Portraits, travel and dreams: this week's entries for the Amateur Photography award

As we approach the half-way stage of our Amateur Photographer Awards here is the fourth of our weekly galleries

As we approach the half-way stage of our Amateur Photographer Awards here is the fourth of our weekly galleries. There has been a steady stream of terrific images arriving daily for our competition which has two major prizes of €1,000 each for the best photograph and best photographer respectively.

Please do enter your images as soon as you are happy with your selection – don’t wait till the last minute when deadlines and computer traffic might be an issue. At this point we are very happy that the standard is very high, we have seen a huge range of photographs of many styles, and some very interesting images.

It might be worth a note here clarifying our approach to image manipulation based on an answer we gave to query from Ingrid. The question was – “I see in the rules for the competition that you request minimal, if any, editing, and allow for some cropping.
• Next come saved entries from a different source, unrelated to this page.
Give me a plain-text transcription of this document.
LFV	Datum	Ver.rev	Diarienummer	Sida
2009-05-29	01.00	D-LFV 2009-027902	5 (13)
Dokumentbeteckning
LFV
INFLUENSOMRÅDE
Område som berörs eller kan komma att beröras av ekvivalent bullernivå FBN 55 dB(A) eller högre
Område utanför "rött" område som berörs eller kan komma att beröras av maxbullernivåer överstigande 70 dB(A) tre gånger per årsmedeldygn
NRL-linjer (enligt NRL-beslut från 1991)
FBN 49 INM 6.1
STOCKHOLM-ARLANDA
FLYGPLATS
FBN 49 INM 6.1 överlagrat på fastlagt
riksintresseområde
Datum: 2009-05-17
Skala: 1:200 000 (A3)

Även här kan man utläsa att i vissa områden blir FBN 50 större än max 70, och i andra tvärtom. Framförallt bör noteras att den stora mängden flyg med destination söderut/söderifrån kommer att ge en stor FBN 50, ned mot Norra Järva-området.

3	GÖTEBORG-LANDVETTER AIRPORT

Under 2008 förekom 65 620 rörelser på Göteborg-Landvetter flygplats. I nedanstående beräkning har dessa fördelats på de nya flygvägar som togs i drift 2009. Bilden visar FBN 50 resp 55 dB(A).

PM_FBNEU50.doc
I just wanted to check does this apply to the use of the auto function in Lightroom Develop, and also adjustment of highlights, for example??”
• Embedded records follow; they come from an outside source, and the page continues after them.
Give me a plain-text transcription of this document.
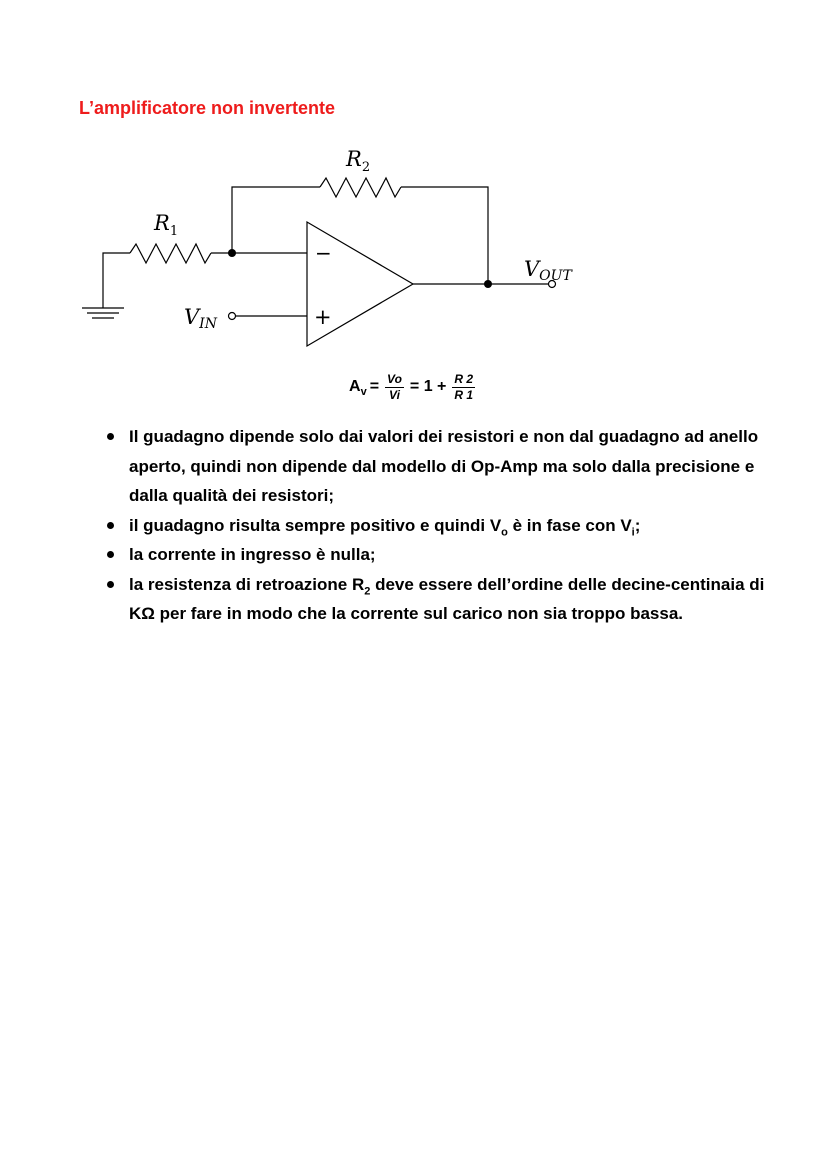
L’amplificatore non invertente
−
+
$R_2$
$R_1$
VOUT
VIN
$A_v = \frac{Vo}{Vi} = 1 + \frac{R 2}{R 1}$
Il guadagno dipende solo dai valori dei resistori e non dal guadagno ad anello aperto, quindi non dipende dal modello di Op-Amp ma solo dalla precisione e dalla qualità dei resistori;
il guadagno risulta sempre positivo e quindi $V_o$ è in fase con $V_i$;
la corrente in ingresso è nulla;
la resistenza di retroazione $R_2$ deve essere dell’ordine delle decine-centinaia di KΩ per fare in modo che la corrente sul carico non sia troppo bassa.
The answer we gave might be of general interest to competitors: “It's not so much that editing should be minimal it's that any digital processing in most categories should be appropriate and used to enhance the quality of the image and not to distort it. So if auto is used in Photoshop/Lightroom you need to judge for yourself if the result is good or if it’s completely over the top.
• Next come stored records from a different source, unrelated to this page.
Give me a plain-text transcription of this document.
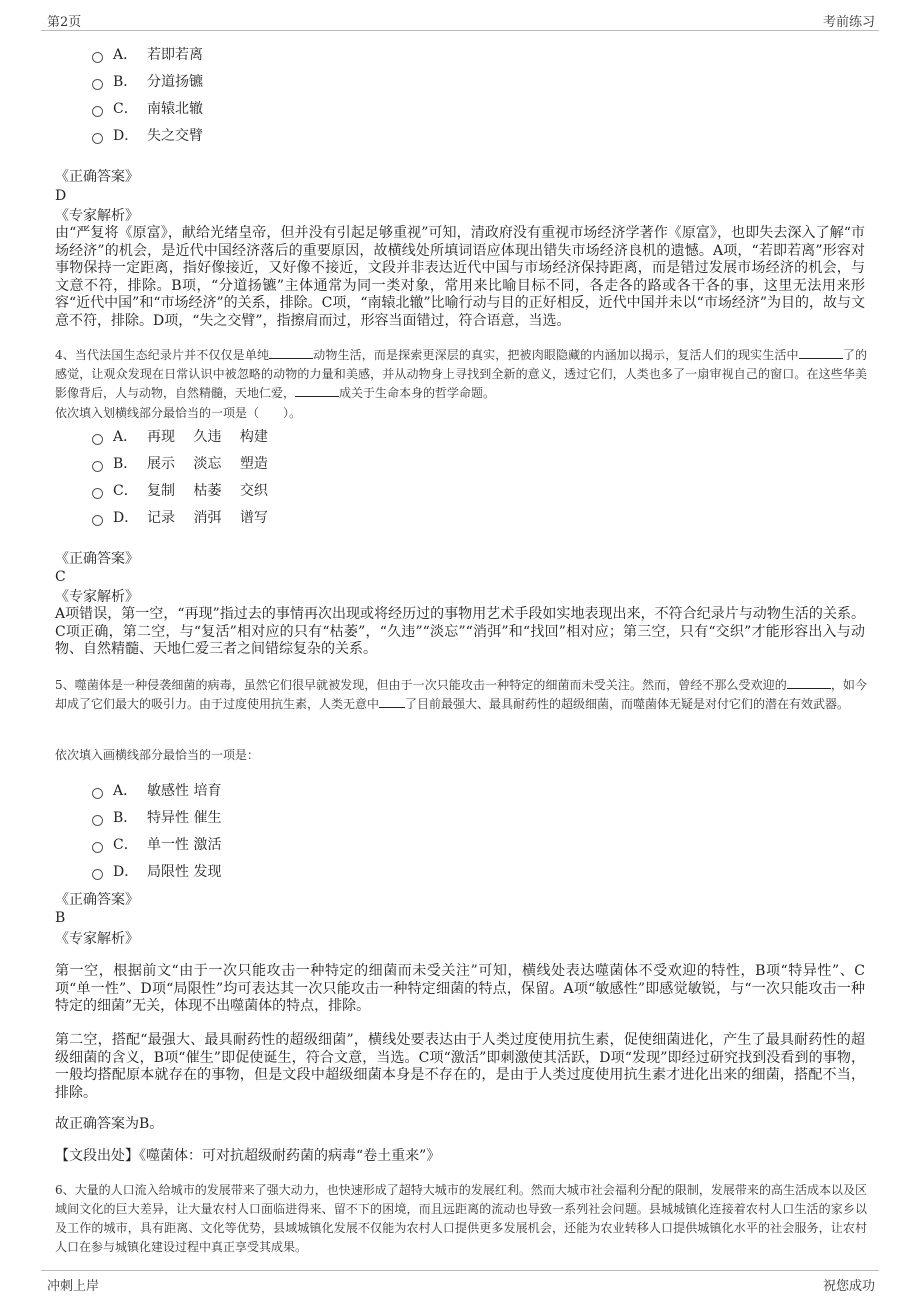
第2页	考前练习
A． 若即若离
B． 分道扬镳
C． 南辕北辙
D． 失之交臂
《正确答案》
D
《专家解析》
由“严复将《原富》，献给光绪皇帝，但并没有引起足够重视”可知，清政府没有重视市场经济学著作《原富》，也即失去深入了解“市场经济”的机会，是近代中国经济落后的重要原因，故横线处所填词语应体现出错失市场经济良机的遗憾。A项，“若即若离”形容对事物保持一定距离，指好像接近，又好像不接近，文段并非表达近代中国与市场经济保持距离，而是错过发展市场经济的机会，与文意不符，排除。B项，“分道扬镳”主体通常为同一类对象，常用来比喻目标不同，各走各的路或各干各的事，这里无法用来形容“近代中国”和“市场经济”的关系，排除。C项，“南辕北辙”比喻行动与目的正好相反，近代中国并未以“市场经济”为目的，故与文意不符，排除。D项，“失之交臂”，指擦肩而过，形容当面错过，符合语意，当选。
4、当代法国生态纪录片并不仅仅是单纯	动物生活，而是探索更深层的真实，把被肉眼隐藏的内涵加以揭示，复活人们的现实生活中	了的感觉，让观众发现在日常认识中被忽略的动物的力量和美感，并从动物身上寻找到全新的意义，透过它们，人类也多了一扇审视自己的窗口。在这些华美影像背后，人与动物，自然精髓，天地仁爱，	成关于生命本身的哲学命题。
依次填入划横线部分最恰当的一项是（　　）。
A． 再现　 久违　 构建
B． 展示　 淡忘　 塑造
C． 复制　 枯萎　 交织
D． 记录　 消弭　 谱写
《正确答案》
C
《专家解析》
A项错误，第一空，“再现”指过去的事情再次出现或将经历过的事物用艺术手段如实地表现出来，不符合纪录片与动物生活的关系。C项正确，第二空，与“复活”相对应的只有“枯萎”，“久违”“淡忘”“消弭”和“找回”相对应；第三空，只有“交织”才能形容出入与动物、自然精髓、天地仁爱三者之间错综复杂的关系。
5、噬菌体是一种侵袭细菌的病毒，虽然它们很早就被发现，但由于一次只能攻击一种特定的细菌而未受关注。然而，曾经不那么受欢迎的	，如今却成了它们最大的吸引力。由于过度使用抗生素，人类无意中 了目前最强大、最具耐药性的超级细菌，而噬菌体无疑是对付它们的潜在有效武器。
依次填入画横线部分最恰当的一项是：
A． 敏感性 培育
B． 特异性 催生
C． 单一性 激活
D． 局限性 发现
《正确答案》
B
《专家解析》
第一空，根据前文“由于一次只能攻击一种特定的细菌而未受关注”可知，横线处表达噬菌体不受欢迎的特性，B项“特异性”、C项“单一性”、D项“局限性”均可表达其一次只能攻击一种特定细菌的特点，保留。A项“敏感性”即感觉敏锐，与“一次只能攻击一种特定的细菌”无关，体现不出噬菌体的特点，排除。
第二空，搭配“最强大、最具耐药性的超级细菌”，横线处要表达由于人类过度使用抗生素，促使细菌进化，产生了最具耐药性的超级细菌的含义，B项“催生”即促使诞生，符合文意，当选。C项“激活”即刺激使其活跃，D项“发现”即经过研究找到没看到的事物，一般均搭配原本就存在的事物，但是文段中超级细菌本身是不存在的，是由于人类过度使用抗生素才进化出来的细菌，搭配不当，排除。
故正确答案为B。
【文段出处】《噬菌体：可对抗超级耐药菌的病毒“卷土重来”》
6、大量的人口流入给城市的发展带来了强大动力，也快速形成了超特大城市的发展红利。然而大城市社会福利分配的限制，发展带来的高生活成本以及区域间文化的巨大差异，让大量农村人口面临进得来、留不下的困境，而且远距离的流动也导致一系列社会问题。县城城镇化连接着农村人口生活的家乡以及工作的城市，具有距离、文化等优势，县域城镇化发展不仅能为农村人口提供更多发展机会，还能为农业转移人口提供城镇化水平的社会服务，让农村人口在参与城镇化建设过程中真正享受其成果。
冲刺上岸	祝您成功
"From my own experience I think the auto settings can be useful and work well with certain images but can blow out others and lose highlight, shadow and colour detail. Any use of Lightroom in Raw for instance to enhance and preserve highlight and shadow detail is to be encouraged not prohibited as it's a way of optimising the detail in the original scene and is not a distortion.

"Cloning in details, for instance a sky, from another image is obviously a no-no however in most categories. We are not trying to lock photographers into straitjackets with these rules we're trying to make it clear that it's a photography contest and not a Photoshop contest. There are no hold barred in the Open category and there is scope for playing with colour in the colour category" - Frank Miller, chairman of the judging panel

It’s also worth a reminder of our panel of tips for entering the awards -

•             Take time to prepare and think about your entry, read the rules, and enter your images in the correct category.

•             Trust your judgment. Enter pictures you are passionate about, not ones you think might catch the judges’ attention.

•             Avoid visual clichés. The Judges will have seen it all before, so if you revisit a well-worn theme make sure you bring something new to it.

•             If you use Photoshop or Lightroom, use it as a digital darkroom to enhance your image quality without distorting the subject.

•             Read the rules and be aware that overuse of digital manipulation could disqualify you.

•             Do not enter images with watermarks: your copyright will be respected and usage of your images will be in accordance with the rules of the awards.

•             Give your image a title and add any other relevant details.

•             Upload images in the highest resolution allowed.